本PTを立ち上げた第一の理由は、大いなる危機感から来ている。中国とソロモン諸島との安全保障協定に見られるように、このままでは中国が経済支援を武器に太平洋島嶼国の弱点につけ込み、その覇権主義を拡大する動きが止まらなくなる。このままでは法の支配に基づく、自由で開かれた海洋が保てないという強い危機意識を持っている。
中国から見ると、南太平洋島嶼国の先には米国の脆弱な下腹部と言われる中南米があり、仮に「一帯一路」が太平洋島嶼国から中南米につながる場合、戦略環境は大きく変わる。実際、2019年に中国は、経済支援を武器に、台湾からソロモン諸島とキリバスとの外交関係を断絶させ、台湾の政治的空間を狭めさせた。また、仮に第二列島線や第三列島線の間の島々に中国軍が使える3千メートル級の滑走路や軍港ができれば、ハワイやグアムへもその側背から影響を及ぼすことができ、それは米国の対中包囲網の弱体化につながる。その意味でも、太平洋島嶼国は重要な地域といえ、経済、外交、安全保障の観点において、太平洋島嶼国地域の重要性を高めていく必要がある。
本日の会合では、対太平洋島嶼国ODA(政府開発援助)強化や気候変動対策、防衛協力等の連携について議論し、また、2023度予算編成に向けて、今秋にも政府への提言を策定していくことを確認した。今後、議員交流やご遺骨収集、漁業、鉱物外交、人材育成といった側面に加え、外交安全保障等の政策面から、クアッドメンバーに加え、ニュージーランドや台湾との連携も視野に入れた具体的な政策立案に関与していきたいと考えている。
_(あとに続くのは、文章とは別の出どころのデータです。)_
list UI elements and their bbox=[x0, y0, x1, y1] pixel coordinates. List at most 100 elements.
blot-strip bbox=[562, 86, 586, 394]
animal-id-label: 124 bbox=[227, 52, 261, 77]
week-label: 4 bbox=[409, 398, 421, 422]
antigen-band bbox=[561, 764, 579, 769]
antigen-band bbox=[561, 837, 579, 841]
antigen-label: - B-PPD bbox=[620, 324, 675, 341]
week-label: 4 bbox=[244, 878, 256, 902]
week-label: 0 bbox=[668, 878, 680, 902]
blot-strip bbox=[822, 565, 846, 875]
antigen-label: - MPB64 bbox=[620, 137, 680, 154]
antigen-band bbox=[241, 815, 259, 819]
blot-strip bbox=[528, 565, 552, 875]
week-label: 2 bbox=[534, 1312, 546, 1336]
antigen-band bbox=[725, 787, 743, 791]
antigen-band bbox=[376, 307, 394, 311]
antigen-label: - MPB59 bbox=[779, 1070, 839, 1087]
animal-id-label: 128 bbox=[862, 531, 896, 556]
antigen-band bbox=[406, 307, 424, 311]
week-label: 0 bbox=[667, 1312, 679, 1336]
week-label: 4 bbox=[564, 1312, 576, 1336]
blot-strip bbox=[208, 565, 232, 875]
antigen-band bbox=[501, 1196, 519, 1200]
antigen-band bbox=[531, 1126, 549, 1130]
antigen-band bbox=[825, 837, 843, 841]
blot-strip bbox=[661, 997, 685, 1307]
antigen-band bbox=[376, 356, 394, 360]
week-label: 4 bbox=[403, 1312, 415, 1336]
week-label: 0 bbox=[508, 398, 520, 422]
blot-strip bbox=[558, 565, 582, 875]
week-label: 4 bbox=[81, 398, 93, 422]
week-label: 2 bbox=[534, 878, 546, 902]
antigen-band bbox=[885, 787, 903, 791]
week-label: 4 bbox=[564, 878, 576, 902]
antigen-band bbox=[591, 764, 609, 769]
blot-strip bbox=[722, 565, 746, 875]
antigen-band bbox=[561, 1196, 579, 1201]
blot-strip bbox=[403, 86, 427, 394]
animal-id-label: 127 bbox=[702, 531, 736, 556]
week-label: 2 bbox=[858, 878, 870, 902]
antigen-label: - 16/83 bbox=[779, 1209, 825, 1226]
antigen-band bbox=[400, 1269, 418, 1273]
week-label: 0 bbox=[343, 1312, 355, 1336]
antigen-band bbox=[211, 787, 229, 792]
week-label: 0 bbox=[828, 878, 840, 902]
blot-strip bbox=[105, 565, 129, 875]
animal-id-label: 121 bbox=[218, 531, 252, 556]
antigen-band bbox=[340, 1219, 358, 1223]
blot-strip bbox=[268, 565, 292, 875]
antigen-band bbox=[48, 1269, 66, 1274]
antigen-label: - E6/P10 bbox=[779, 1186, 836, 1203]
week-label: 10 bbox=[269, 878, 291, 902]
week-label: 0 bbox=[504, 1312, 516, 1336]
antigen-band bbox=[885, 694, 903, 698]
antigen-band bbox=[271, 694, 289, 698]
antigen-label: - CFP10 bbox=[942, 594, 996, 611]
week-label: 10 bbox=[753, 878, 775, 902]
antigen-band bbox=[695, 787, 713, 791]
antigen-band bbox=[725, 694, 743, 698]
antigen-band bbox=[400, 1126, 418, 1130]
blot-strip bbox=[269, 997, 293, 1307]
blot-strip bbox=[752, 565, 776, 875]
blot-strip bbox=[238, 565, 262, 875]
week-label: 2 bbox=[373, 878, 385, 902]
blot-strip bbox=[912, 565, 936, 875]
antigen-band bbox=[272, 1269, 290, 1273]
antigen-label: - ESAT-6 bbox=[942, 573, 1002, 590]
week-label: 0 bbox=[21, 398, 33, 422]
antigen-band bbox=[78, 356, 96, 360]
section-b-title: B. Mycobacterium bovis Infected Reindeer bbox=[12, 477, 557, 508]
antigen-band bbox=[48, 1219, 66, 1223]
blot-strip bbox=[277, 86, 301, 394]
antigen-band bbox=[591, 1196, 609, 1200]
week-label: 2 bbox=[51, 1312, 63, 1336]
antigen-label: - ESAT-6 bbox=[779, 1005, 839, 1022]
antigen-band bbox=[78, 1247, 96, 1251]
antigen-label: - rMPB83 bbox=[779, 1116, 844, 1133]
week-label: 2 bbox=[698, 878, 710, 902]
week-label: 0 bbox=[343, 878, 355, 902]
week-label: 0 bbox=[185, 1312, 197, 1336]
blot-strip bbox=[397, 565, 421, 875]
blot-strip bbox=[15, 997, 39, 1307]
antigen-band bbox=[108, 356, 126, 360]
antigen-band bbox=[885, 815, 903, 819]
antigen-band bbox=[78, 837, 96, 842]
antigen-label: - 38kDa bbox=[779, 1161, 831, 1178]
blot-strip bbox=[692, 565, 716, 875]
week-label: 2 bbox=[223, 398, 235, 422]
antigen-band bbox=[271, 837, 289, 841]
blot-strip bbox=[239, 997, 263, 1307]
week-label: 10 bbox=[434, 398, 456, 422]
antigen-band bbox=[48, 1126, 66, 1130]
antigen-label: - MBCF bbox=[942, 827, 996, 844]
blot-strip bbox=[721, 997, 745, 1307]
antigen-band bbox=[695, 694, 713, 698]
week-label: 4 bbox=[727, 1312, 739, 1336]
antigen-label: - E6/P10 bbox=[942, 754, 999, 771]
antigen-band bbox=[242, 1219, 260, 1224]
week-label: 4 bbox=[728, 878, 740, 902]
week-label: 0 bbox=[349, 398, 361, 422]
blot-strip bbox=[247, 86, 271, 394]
クアッドとの連携について、5月24日に開催されたクアッド首脳会合での共同声明では、太平洋島嶼国に対する持続可能なインフラの提供、教育機会の強化等といった経済状況の向上等についても述べているが、クアッドによる経済協力の額は中国に勝てる数字ではない。そのため、クアッド4カ国、あるいは各国でチームを組むなどし、連携して中国に対抗する枠組みを作る必要があると考えるところ、検討していきたい。